Learn by Directing AI

Step 1: Review what the mart layer does

Open materials/pipeline-spec.md and read the mart layer section. Then open materials/schema.md and look at the fct_harvests table definition.

The staging table cleaned the data. It cast types, renamed columns, handled nulls. But it did not answer any of Carlos's questions. He needs production totals by collection point. He needs to look up what a specific beekeeper delivered and when. He needs traceability data for buyers in Maputo who want to know where the honey came from.

The mart layer is where those questions get answered. fct_harvests takes the clean staging data and transforms it into something a cooperative manager can actually query. That means deduplication — making sure the same harvest record does not appear twice — and structuring the data so that grouping by collection point, by grade, or by beekeeper produces meaningful totals.

The distinction matters: staging conforms data, the mart serves the consumer.
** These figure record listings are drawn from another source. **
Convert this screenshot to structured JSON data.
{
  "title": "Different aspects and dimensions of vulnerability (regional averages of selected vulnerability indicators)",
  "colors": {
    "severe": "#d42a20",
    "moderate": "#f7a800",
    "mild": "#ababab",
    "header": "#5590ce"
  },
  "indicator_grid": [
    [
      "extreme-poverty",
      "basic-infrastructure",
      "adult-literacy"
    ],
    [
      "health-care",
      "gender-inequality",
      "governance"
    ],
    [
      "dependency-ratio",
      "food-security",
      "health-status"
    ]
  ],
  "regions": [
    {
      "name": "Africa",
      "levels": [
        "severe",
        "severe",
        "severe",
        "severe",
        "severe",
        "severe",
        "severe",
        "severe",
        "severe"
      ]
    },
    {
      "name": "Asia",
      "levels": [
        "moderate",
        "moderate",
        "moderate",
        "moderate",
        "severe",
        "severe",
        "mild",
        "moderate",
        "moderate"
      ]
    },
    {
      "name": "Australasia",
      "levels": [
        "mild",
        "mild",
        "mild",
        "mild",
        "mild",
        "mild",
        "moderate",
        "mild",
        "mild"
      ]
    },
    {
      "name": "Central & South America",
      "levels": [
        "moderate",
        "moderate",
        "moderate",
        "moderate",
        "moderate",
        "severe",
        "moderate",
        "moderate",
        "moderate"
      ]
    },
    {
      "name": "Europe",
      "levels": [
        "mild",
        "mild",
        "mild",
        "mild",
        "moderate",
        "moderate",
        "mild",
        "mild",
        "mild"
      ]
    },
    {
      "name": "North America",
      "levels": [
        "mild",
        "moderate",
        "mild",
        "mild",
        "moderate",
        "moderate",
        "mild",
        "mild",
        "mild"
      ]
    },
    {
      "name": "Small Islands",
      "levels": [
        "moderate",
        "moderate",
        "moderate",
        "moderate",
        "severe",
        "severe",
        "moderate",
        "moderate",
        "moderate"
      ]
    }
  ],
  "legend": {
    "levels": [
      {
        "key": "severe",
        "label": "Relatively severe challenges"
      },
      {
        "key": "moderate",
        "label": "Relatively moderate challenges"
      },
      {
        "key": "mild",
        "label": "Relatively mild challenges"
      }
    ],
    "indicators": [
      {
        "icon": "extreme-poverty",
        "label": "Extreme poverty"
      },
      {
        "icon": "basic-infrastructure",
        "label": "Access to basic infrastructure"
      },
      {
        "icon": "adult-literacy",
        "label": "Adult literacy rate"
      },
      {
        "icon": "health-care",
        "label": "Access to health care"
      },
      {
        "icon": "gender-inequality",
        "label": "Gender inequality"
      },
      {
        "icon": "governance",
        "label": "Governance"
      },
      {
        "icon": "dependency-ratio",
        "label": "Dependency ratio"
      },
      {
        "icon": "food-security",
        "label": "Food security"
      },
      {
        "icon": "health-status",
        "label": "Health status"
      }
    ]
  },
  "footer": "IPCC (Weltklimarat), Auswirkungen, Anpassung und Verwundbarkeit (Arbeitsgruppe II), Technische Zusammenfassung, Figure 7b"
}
If the staging layer is a promise that the data is clean, the mart layer is a promise that the numbers mean something.

Step 2: Direct Claude Code to write the mart SQL

A deduplication key is the combination of columns that uniquely identifies a record. Choosing the wrong key means keeping duplicates or losing valid records — if you deduplicate on beekeeper name alone, you collapse every delivery that beekeeper ever made into a single row.

Ask Claude Code to create the mart table:

Write a SQL script that creates fct_harvests from stg_harvests in DuckDB. It should: deduplicate the harvest records, preserve all columns needed for production reporting by collection point and quality grade, and support beekeeper-level history queries. Reference materials/schema.md for the column specifications and materials/pipeline-spec.md for what the mart needs to support.

Claude Code will read the schema and pipeline spec and produce a SQL script. Before you run it, read what it wrote. The script contains a deduplication strategy — some decision about which column or columns identify a unique harvest record. That decision determines what the mart table contains. A different key produces different row counts, different totals, different answers to every query Carlos runs.

AI commonly gets deduplication logic wrong. It tends to pick the simplest, most obvious column as the unique key — which may not actually identify unique records in data where the same entity appears multiple times for legitimate reasons. When that happens, separate records get silently merged. No error. The row count just comes out lower than it should, and the totals are wrong.

You do not need to catch the problem here. You need to know the check is coming.

Step 3: Run the mart script

Run the script and query the result:

Run the mart SQL script, then show me the first 10 rows of fct_harvests and a total row count.

Look at the output. The mart table should have the columns described in the schema documentation. The row count should be lower than staging — deduplication removes true duplicates. But "lower" is not enough information. The question is whether the count matches the expected value.

AI may summarize its own output confidently. It might say "deduplication complete, all records processed correctly." That is a description of what it did, not evidence that the result is right. The query output is the evidence.

Step 4: Check the mart row count

Open materials/verification-checklist.md and find the expected mart row count. Then compare:

SELECT COUNT(*) AS mart_count FROM fct_harvests;

Does your count match the expected value from the checklist? If it does, move to Step 6. If it does not, something went wrong during deduplication — and the numbers in every downstream query are affected.

A mart row count that is too low means records that should be separate were merged. Harvests that actually happened — different dates, different weights, different prices — were collapsed into one because the deduplication treated them as duplicates. The data looks cleaner than it is. The totals are wrong.

Step 5: Investigate the mismatch

If the count is wrong, find out why. Look at the deduplication logic in the SQL script Claude Code wrote. What column or columns did it use as the unique key?

Show me the deduplication logic in the mart SQL script. What columns does it use to identify unique records?

Think about what makes a harvest record unique. A beekeeper delivers honey on a specific date, at a specific collection point, with a specific weight and grade. The same beekeeper delivering on two different dates is two separate harvests — not a duplicate. If the deduplication key only uses the beekeeper name, every beekeeper's history gets collapsed to a single record.

Direct Claude Code to fix the deduplication key:

The deduplication key needs to be a composite of beekeeper name and collection date — the same beekeeper delivering on different dates are separate harvests, not duplicates. Fix the mart SQL and re-run it.

After the fix, check the row count again. It should now match the verification checklist value.

Step 6: Spot-check the revenue top-3

Row counts tell you the right number of records exist. They do not tell you the values are correct. Check the revenue totals by collection point:

SELECT collection_point, SUM(price_paid_mzn) AS total_revenue
FROM fct_harvests
GROUP BY collection_point
ORDER BY total_revenue DESC
LIMIT 3;

Compare the top three collection points and their revenue totals against the values in materials/verification-checklist.md. The names and the numbers should match. If the revenue totals are wrong — even if the row count is now correct — there is still a problem in the transformation logic. A total that is close but not exact is wrong.